Another delightful lunch at Restaurant 212*.
Just over a year since my last visit and in the meantime being awarded their (deserved) first Michelin Star, a business lunch brought me back to Restaurant 212 headed by chefs Richard van Oostenbrugge and Thomas Groot.
Our 6-course lunch needed 3 choices from our side. For the main dish, it was either pigeon or wagyu beef (the latter at a logical surcharge), and we all had pigeon. Some of us had opted for a selection from their ever impressive cheese board. No wine pairing was selected, but we had 2 great white and red wines guiding us through the lunch. The white one was a 2016 Pouilly-Fuissé Le Moulin by Jean Manciat from Burgundy’s southernmost region Mâconnais. The Italian red was a 2013 Vino Nobile di Montepulciano Riserva by Fattoria del Cerro (Tuscany) served with the pigeon and cheese course.
Come dessert, it was good to see that their signature Apple dessert (already back in their Bord’eau days) was back on their menu, so I choose that one while the rest enjoyed their Champagne rhubarb with rosemary, topped with a ball of nitro-frozen – yet soft-centered – goat yogurt. My dessert wine was a 2016 Auslese Johanneshof by Reinisch. This wine from late-picked Rotgipfler grapes – which are quite rare as they only grow in Austria’s Thermenregion – was surprisingly light (only 7.5% ABV) yet very fresh and not overly sweet. The other dessert wine was from Austria too: a noble sweet, berry forward, 2016 Zweigelt Beerenauslese by Weinlaub Alois Kracher.
Once again, the dishes were stellar, innovative and beautifully plated, and the service was pleasantly informal yet knowledgeable (and patient as we left around the time that they had their staff dinner…).
After starting with a delicious “shot” of seaweed and ginger infused broth, prepared tableside in a set-up that you would sooner find in a chemistry lab than in a kitchen, on came the amuses:
The ancient Greeks and Romans used garum, a fermented and salted sauce/paste made from fish guts, as one of their strongest condiments.
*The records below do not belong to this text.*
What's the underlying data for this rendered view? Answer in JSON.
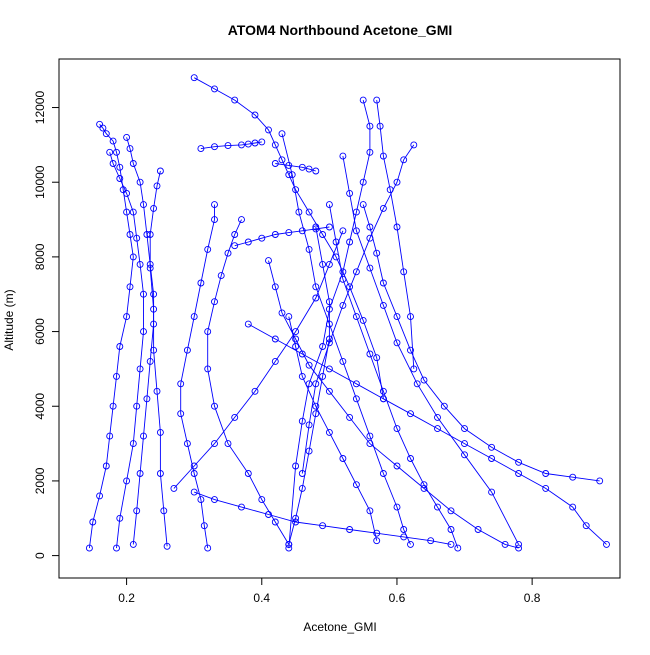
{
  "chart_data": {
    "type": "scatter",
    "title": "ATOM4 Northbound Acetone_GMI",
    "xlabel": "Acetone_GMI",
    "ylabel": "Altitude (m)",
    "xlim": [
      0.1,
      0.93
    ],
    "ylim": [
      -600,
      13300
    ],
    "x_ticks": [
      0.2,
      0.4,
      0.6,
      0.8
    ],
    "x_tick_labels": [
      "0.2",
      "0.4",
      "0.6",
      "0.8"
    ],
    "y_ticks": [
      0,
      2000,
      4000,
      6000,
      8000,
      10000,
      12000
    ],
    "y_tick_labels": [
      "0",
      "2000",
      "4000",
      "6000",
      "8000",
      "10000",
      "12000"
    ],
    "grid": false,
    "legend": "none",
    "marker": "open-circle",
    "line": true,
    "color": "#0000ff",
    "series": [
      {
        "x": [
          0.145,
          0.15,
          0.16,
          0.17,
          0.175,
          0.18,
          0.185,
          0.19,
          0.2,
          0.205,
          0.21,
          0.205,
          0.2,
          0.195,
          0.19,
          0.185,
          0.18,
          0.17,
          0.165,
          0.16
        ],
        "y": [
          200,
          900,
          1600,
          2400,
          3200,
          4000,
          4800,
          5600,
          6400,
          7200,
          8000,
          8600,
          9200,
          9800,
          10400,
          10800,
          11100,
          11300,
          11450,
          11550
        ]
      },
      {
        "x": [
          0.185,
          0.19,
          0.2,
          0.21,
          0.215,
          0.22,
          0.225,
          0.225,
          0.22,
          0.215,
          0.21,
          0.2,
          0.19,
          0.18,
          0.175
        ],
        "y": [
          200,
          1000,
          2000,
          3000,
          4000,
          5000,
          6000,
          7000,
          7800,
          8500,
          9200,
          9700,
          10100,
          10500,
          10800
        ]
      },
      {
        "x": [
          0.21,
          0.215,
          0.22,
          0.225,
          0.23,
          0.235,
          0.24,
          0.24,
          0.235,
          0.23,
          0.225,
          0.22,
          0.21,
          0.205,
          0.2
        ],
        "y": [
          300,
          1200,
          2200,
          3200,
          4200,
          5200,
          6200,
          7000,
          7800,
          8600,
          9400,
          10000,
          10500,
          10900,
          11200
        ]
      },
      {
        "x": [
          0.26,
          0.255,
          0.25,
          0.25,
          0.245,
          0.24,
          0.24,
          0.235,
          0.235,
          0.24,
          0.245,
          0.25
        ],
        "y": [
          250,
          1200,
          2200,
          3300,
          4400,
          5500,
          6600,
          7700,
          8600,
          9300,
          9900,
          10300
        ]
      },
      {
        "x": [
          0.32,
          0.315,
          0.31,
          0.3,
          0.29,
          0.28,
          0.28,
          0.29,
          0.3,
          0.31,
          0.32,
          0.33,
          0.33
        ],
        "y": [
          200,
          800,
          1500,
          2200,
          3000,
          3800,
          4600,
          5500,
          6400,
          7300,
          8200,
          9000,
          9400
        ]
      },
      {
        "x": [
          0.3,
          0.33,
          0.36,
          0.39,
          0.41,
          0.42,
          0.43,
          0.44,
          0.45,
          0.47,
          0.49,
          0.51,
          0.53,
          0.55,
          0.57,
          0.58
        ],
        "y": [
          12800,
          12500,
          12200,
          11800,
          11400,
          11000,
          10600,
          10200,
          9800,
          9200,
          8600,
          8000,
          7200,
          6300,
          5300,
          4200
        ]
      },
      {
        "x": [
          0.37,
          0.36,
          0.35,
          0.34,
          0.33,
          0.32,
          0.32,
          0.33,
          0.35,
          0.38,
          0.4,
          0.42,
          0.44
        ],
        "y": [
          9000,
          8600,
          8100,
          7500,
          6800,
          6000,
          5000,
          4000,
          3000,
          2200,
          1500,
          900,
          300
        ]
      },
      {
        "x": [
          0.36,
          0.38,
          0.4,
          0.42,
          0.44,
          0.46,
          0.48,
          0.5
        ],
        "y": [
          8300,
          8400,
          8500,
          8600,
          8650,
          8700,
          8750,
          8800
        ]
      },
      {
        "x": [
          0.31,
          0.33,
          0.35,
          0.37,
          0.38,
          0.39,
          0.4
        ],
        "y": [
          10900,
          10950,
          10980,
          11000,
          11020,
          11050,
          11080
        ]
      },
      {
        "x": [
          0.42,
          0.44,
          0.46,
          0.47,
          0.48
        ],
        "y": [
          10500,
          10450,
          10400,
          10350,
          10300
        ]
      },
      {
        "x": [
          0.43,
          0.445,
          0.455,
          0.47,
          0.48,
          0.5,
          0.52,
          0.54,
          0.56,
          0.58,
          0.6,
          0.61,
          0.62
        ],
        "y": [
          11300,
          10200,
          9200,
          8200,
          7200,
          6200,
          5200,
          4200,
          3200,
          2200,
          1300,
          700,
          300
        ]
      },
      {
        "x": [
          0.55,
          0.56,
          0.56,
          0.55,
          0.54,
          0.53,
          0.52,
          0.5,
          0.49,
          0.47,
          0.46,
          0.45,
          0.44
        ],
        "y": [
          12200,
          11500,
          10800,
          10000,
          9200,
          8400,
          7600,
          6600,
          5600,
          4600,
          3600,
          2400,
          200
        ]
      },
      {
        "x": [
          0.57,
          0.575,
          0.58,
          0.59,
          0.6,
          0.61,
          0.62,
          0.625
        ],
        "y": [
          12200,
          11500,
          10700,
          9800,
          8800,
          7600,
          6400,
          5000
        ]
      },
      {
        "x": [
          0.625,
          0.61,
          0.6,
          0.58,
          0.56,
          0.54,
          0.52,
          0.5,
          0.48,
          0.47,
          0.46
        ],
        "y": [
          11000,
          10600,
          10000,
          9300,
          8500,
          7600,
          6700,
          5700,
          4600,
          3500,
          2200
        ]
      },
      {
        "x": [
          0.5,
          0.51,
          0.52,
          0.54,
          0.56,
          0.58,
          0.6,
          0.62,
          0.64,
          0.66,
          0.68,
          0.69
        ],
        "y": [
          9400,
          8400,
          7400,
          6400,
          5400,
          4400,
          3400,
          2600,
          1900,
          1300,
          700,
          200
        ]
      },
      {
        "x": [
          0.52,
          0.53,
          0.54,
          0.56,
          0.58,
          0.6,
          0.63,
          0.66,
          0.7,
          0.74,
          0.78
        ],
        "y": [
          10700,
          9700,
          8700,
          7700,
          6700,
          5700,
          4600,
          3700,
          2700,
          1700,
          300
        ]
      },
      {
        "x": [
          0.55,
          0.56,
          0.57,
          0.58,
          0.6,
          0.62,
          0.64,
          0.67,
          0.7,
          0.74,
          0.78,
          0.82,
          0.86,
          0.9
        ],
        "y": [
          9400,
          8800,
          8100,
          7300,
          6400,
          5500,
          4700,
          4000,
          3400,
          2900,
          2500,
          2200,
          2100,
          2000
        ]
      },
      {
        "x": [
          0.38,
          0.42,
          0.46,
          0.5,
          0.54,
          0.58,
          0.62,
          0.66,
          0.7,
          0.74,
          0.78,
          0.82,
          0.86,
          0.88,
          0.91
        ],
        "y": [
          6200,
          5800,
          5400,
          5000,
          4600,
          4200,
          3800,
          3400,
          3000,
          2600,
          2200,
          1800,
          1300,
          800,
          300
        ]
      },
      {
        "x": [
          0.48,
          0.49,
          0.5,
          0.5,
          0.49,
          0.48,
          0.47,
          0.46,
          0.45,
          0.44
        ],
        "y": [
          8800,
          7800,
          6800,
          5800,
          4800,
          3800,
          2800,
          1800,
          1000,
          300
        ]
      },
      {
        "x": [
          0.41,
          0.42,
          0.43,
          0.45,
          0.47,
          0.5,
          0.53,
          0.56,
          0.6,
          0.64,
          0.68,
          0.72,
          0.76,
          0.78
        ],
        "y": [
          7900,
          7200,
          6500,
          5800,
          5100,
          4400,
          3700,
          3000,
          2400,
          1800,
          1200,
          700,
          300,
          200
        ]
      },
      {
        "x": [
          0.27,
          0.3,
          0.33,
          0.36,
          0.39,
          0.42,
          0.45,
          0.48,
          0.5,
          0.52
        ],
        "y": [
          1800,
          2400,
          3000,
          3700,
          4400,
          5200,
          6000,
          6900,
          7800,
          8700
        ]
      },
      {
        "x": [
          0.3,
          0.33,
          0.37,
          0.41,
          0.45,
          0.49,
          0.53,
          0.57,
          0.61,
          0.65,
          0.68
        ],
        "y": [
          1700,
          1500,
          1300,
          1100,
          900,
          800,
          700,
          600,
          500,
          400,
          300
        ]
      },
      {
        "x": [
          0.44,
          0.45,
          0.46,
          0.48,
          0.5,
          0.52,
          0.54,
          0.56,
          0.57
        ],
        "y": [
          6400,
          5600,
          4800,
          4000,
          3300,
          2600,
          1900,
          1200,
          400
        ]
      }
    ]
  }
}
It was produced similar to the soy and fish sauces in Southeast Asian cooking, and therefore garum has a big hit of umami flavors. I had a mackerel-based garum paste before at Stockholm’s Gastrologik**, and can confirm that a little goes a long, long way! 212 skillfully shows that you can also use pigeons for garum and used it in modesty as the sauce did not overpower the dish at all.